Nieuws

Bekostiging van patiënten met COVID-19 in een corona unit

27 mei 2020

Meerdere zorgaanbieders in de GHZ hebben specifieke units ingericht om cliënten/patiënten met COVID-19 apart te verplegen. Hoe deze zorg betaald wordt, is slechts in een enkel geval vooraf met het zorgkantoor overeengekomen. In de meeste gevallen zal achteraf verrekend moeten worden. De minister heeft nu in lijn met de afspraken voor de VVT (10 april) ook afspraken hierover gemaakt voor de GHZ en de GGZ. In de bijlages vindt u de afspraken en hieronder delen we onze visie hierover met u.

Geld

Corona-unit

Meerdere zorgorganisaties hebben reeds in een vroeg stadium van de corona epidemie een ‘corona-unit’ ingericht om hun cliënten met ziekteverschijnselen apart te verplegen. Soms maakten de organisaties al vooraf met het zorgkantoor afspraken over de bekostiging, vaak ook niet. Daarnaast konden ook de Directeuren Publieke Gezondheid (lees: de GGD) aan een aantal zorgorganisaties (meestal in de VVT, in samenwerking met de GHZ) vragen om een zogenoemd ‘coronacentrum’ in het leven te roepen. Voor de financiering van deze laatste categorie heeft VWS op 10 april afspraken gemaakt met de VVT-sector, nl. via een specifieke ELV-prestatie vanuit de Zvw (zie twee bijlages). Deze afspraken waren niet geschikt voor onze sector, omdat slechts weinig aanbieders van gehandicaptenzorg een contract met verzekeraars hebben.

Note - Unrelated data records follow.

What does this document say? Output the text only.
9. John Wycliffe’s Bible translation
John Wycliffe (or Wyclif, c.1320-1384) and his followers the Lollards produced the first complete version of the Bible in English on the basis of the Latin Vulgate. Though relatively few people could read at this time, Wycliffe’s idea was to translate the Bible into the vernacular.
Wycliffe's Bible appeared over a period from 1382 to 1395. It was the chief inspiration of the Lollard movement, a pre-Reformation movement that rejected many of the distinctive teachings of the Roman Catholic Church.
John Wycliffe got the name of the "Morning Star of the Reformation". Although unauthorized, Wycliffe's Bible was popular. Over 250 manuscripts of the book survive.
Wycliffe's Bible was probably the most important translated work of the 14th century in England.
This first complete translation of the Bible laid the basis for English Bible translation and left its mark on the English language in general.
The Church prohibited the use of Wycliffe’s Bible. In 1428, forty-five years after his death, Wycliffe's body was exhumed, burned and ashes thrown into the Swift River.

De minister heeft nu met de betrokken partijen afspraken gemaakt over de financiering van de eigen units én de specifieke centra in de GHZ en de GGZ. In de bijlage treft u de brief van de minister (bedoeld als addendum bij de brief van 10 april) met een bijlage aan, verstuurd op 26 mei. De afspraken komen hierop neer:

  • cliënten met een Wlz-indicatie in uw eigen unit worden bekostigd via het dóórlopen van het ZZP-tarief én de extra kosten kunt u declareren via de nieuwe Wlz-beleidsregel over corona.
  • voor cliënten zonder Wlz-indicatie (bij de instelling reeds bekend vanwege ondersteuning of verblijf vanuit het Sociaal Domein via Jeugdwet en Wmo 2015, soms opgenomen op verzoek van een DPG of een huisarts) zal op casusniveau bekeken worden door de zorgaanbieder en de betreffende zorgverzekeraar wat de best passende declaratieroute is.

Voorbeelden

In de brieven van 26 mei worden meerdere voorbeelden gegeven van situaties die zich in de praktijk kunnen voordoen.

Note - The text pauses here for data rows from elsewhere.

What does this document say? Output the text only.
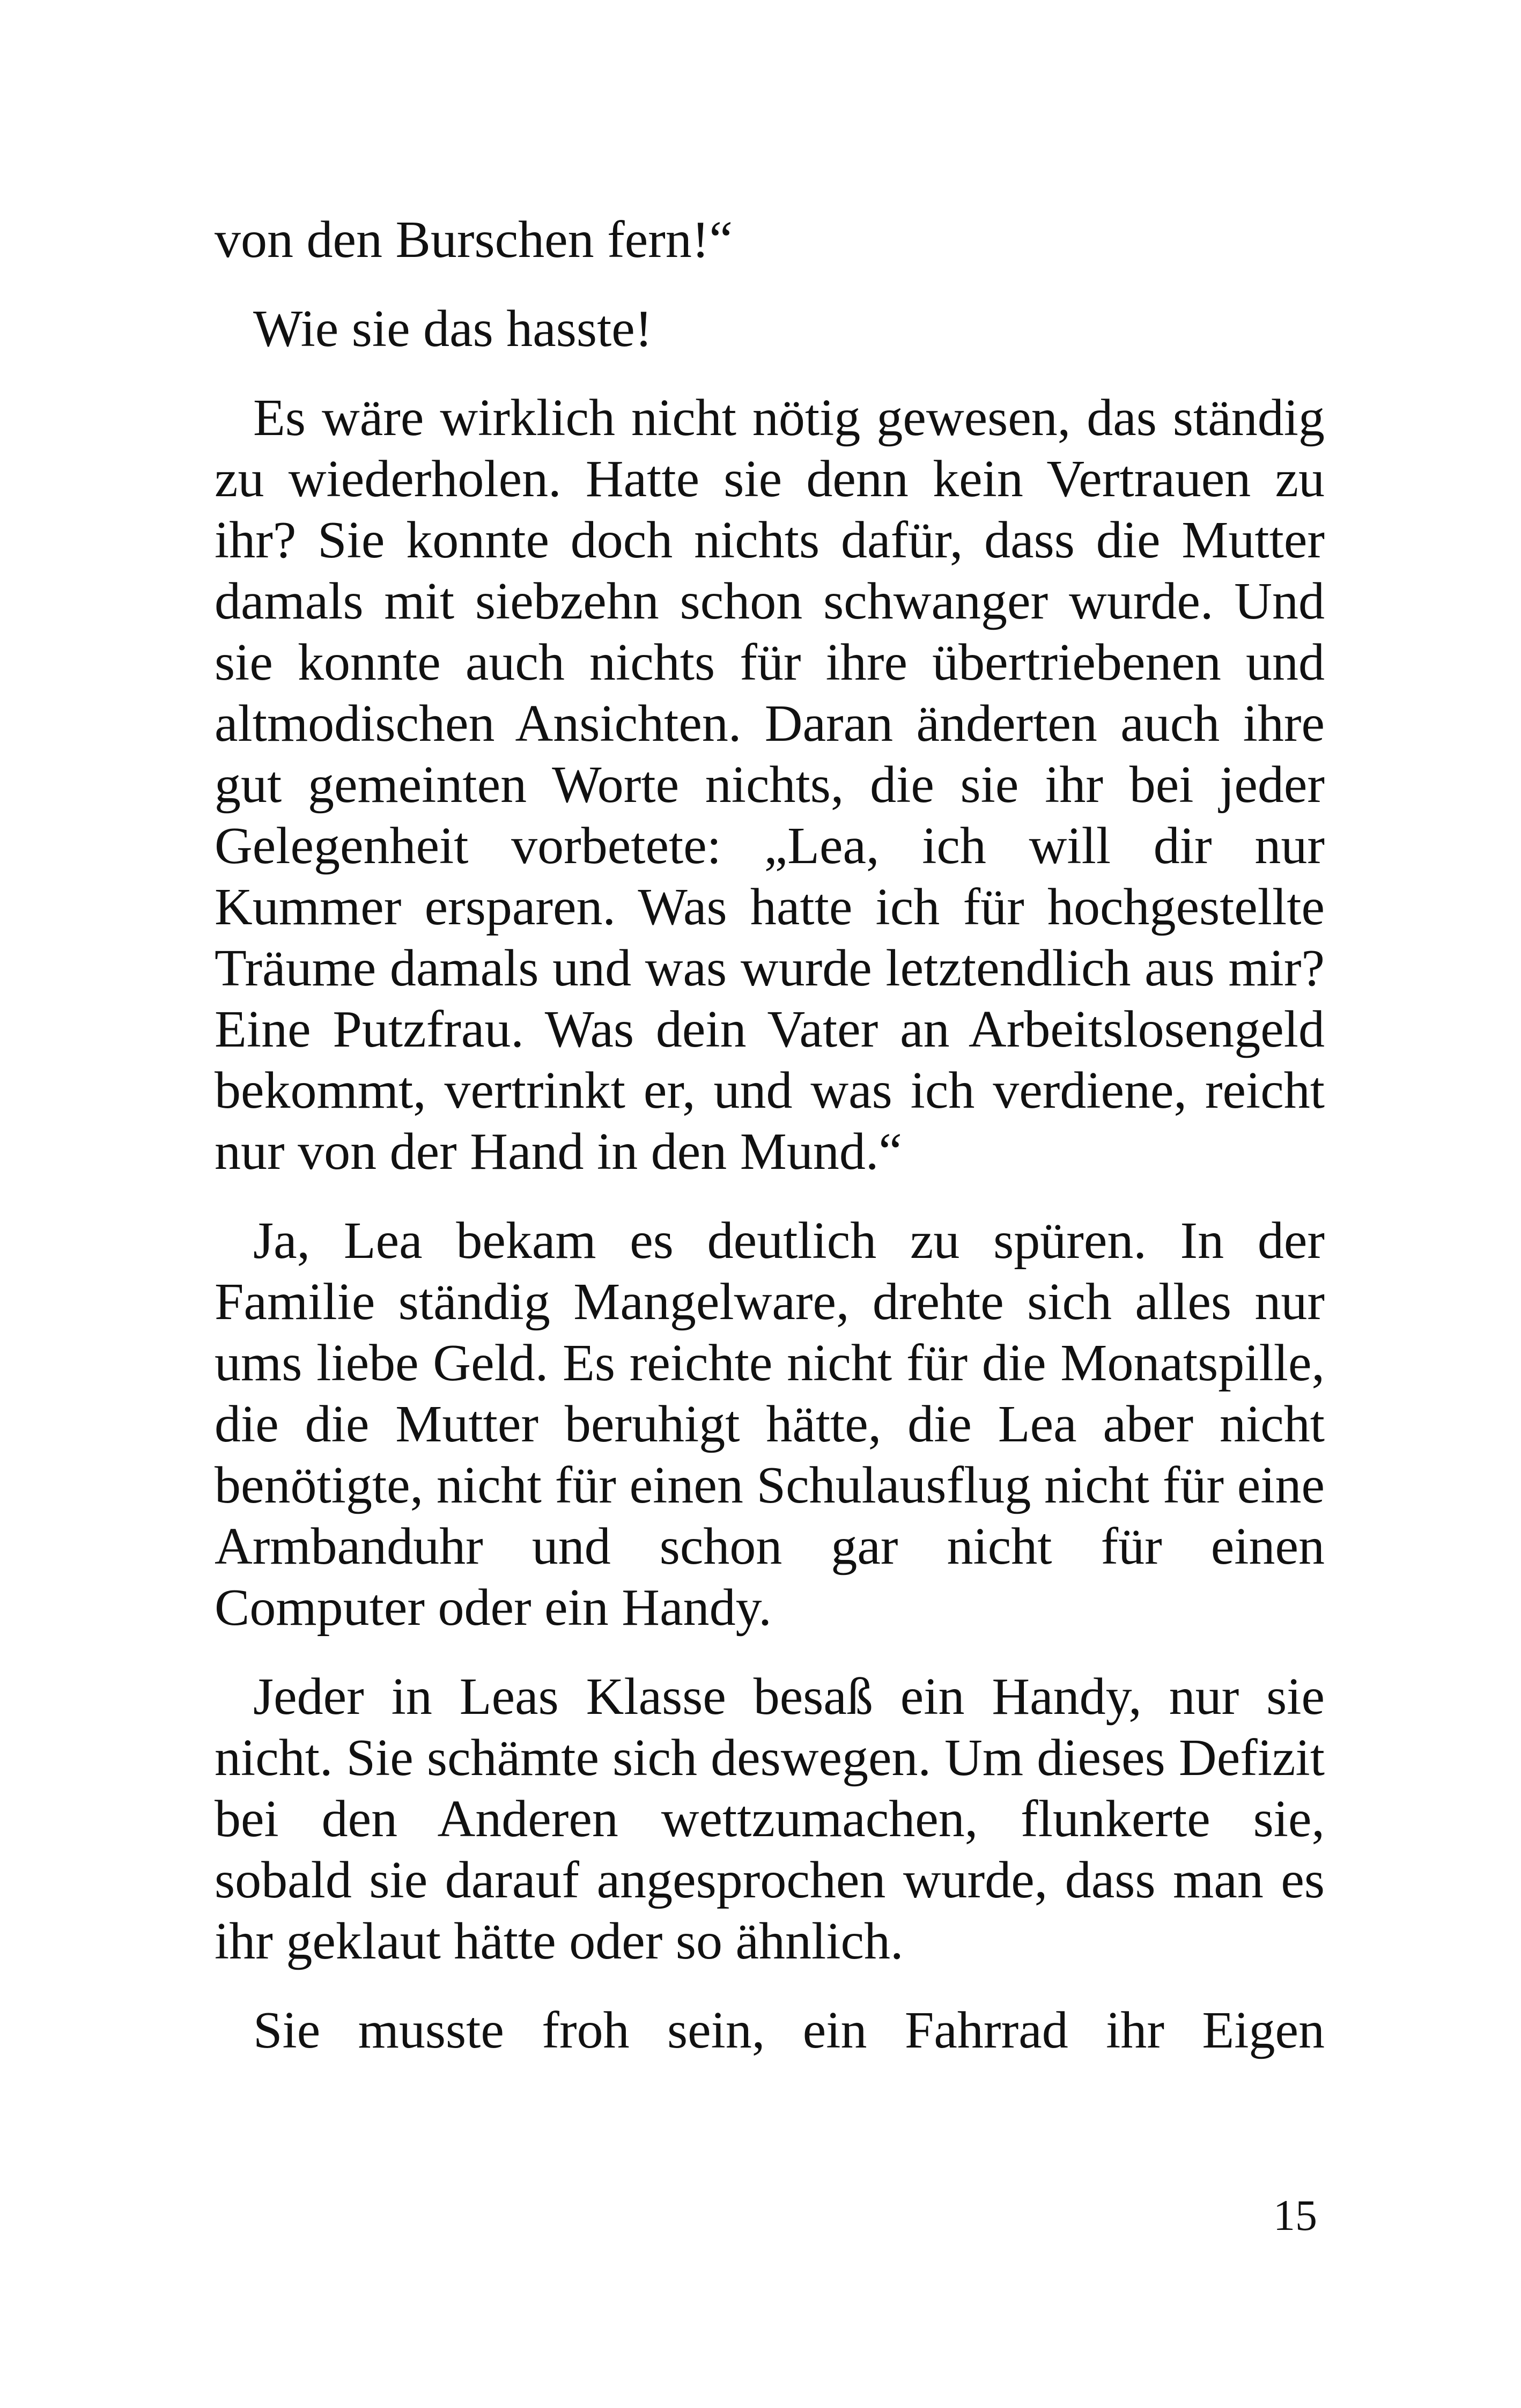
von den Burschen fern!“

Wie sie das hasste!

Es wäre wirklich nicht nötig gewesen, das ständig zu wiederholen. Hatte sie denn kein Vertrauen zu ihr? Sie konnte doch nichts dafür, dass die Mutter damals mit siebzehn schon schwanger wurde. Und sie konnte auch nichts für ihre übertriebenen und altmodischen Ansichten. Daran änderten auch ihre gut gemeinten Worte nichts, die sie ihr bei jeder Gelegenheit vorbetete: „Lea, ich will dir nur Kummer ersparen. Was hatte ich für hochgestellte Träume damals und was wurde letztendlich aus mir? Eine Putzfrau. Was dein Vater an Arbeitslosengeld bekommt, vertrinkt er, und was ich verdiene, reicht nur von der Hand in den Mund.“

Ja, Lea bekam es deutlich zu spüren. In der Familie ständig Mangelware, drehte sich alles nur ums liebe Geld. Es reichte nicht für die Monatspille, die die Mutter beruhigt hätte, die Lea aber nicht benötigte, nicht für einen Schulausflug nicht für eine Armbanduhr und schon gar nicht für einen Computer oder ein Handy.

Jeder in Leas Klasse besaß ein Handy, nur sie nicht. Sie schämte sich deswegen. Um dieses Defizit bei den Anderen wettzumachen, flunkerte sie, sobald sie darauf angesprochen wurde, dass man es ihr geklaut hätte oder so ähnlich.

Sie musste froh sein, ein Fahrrad ihr Eigen

15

We zijn niet helemaal gelukkig met de oplossingen voor cliënten zonder Wlz-indicatie. We hadden twee alternatieven voorgesteld, maar deze zijn niet overgenomen: 1) creëer een mogelijkheid om deze extra kosten te declareren via de genoemde Wlz-beleidsregel; 2) creëer een mogelijkheid om alle geleverde ‘Zvw-dagen’ achteraf in één factuur bij het zorgkantoor te declareren, waarna de zorgkantoren de middelen met de betreffende verzekeraars verrekenen. Deze alternatieven zouden de administratieve lastendruk enorm beperkt hebben. Beide voorstellen bleken niet haalbaar volgens de vigerende regelgeving. Ons pleidooi om dit in deze coronatijd eenmalig mogelijk te maken, vond uiteindelijk geen gehoor. Nu moet per casus een oplossing worden gezocht. De VGN zal met ZN kijken naar passende oplossingsmogelijkheden.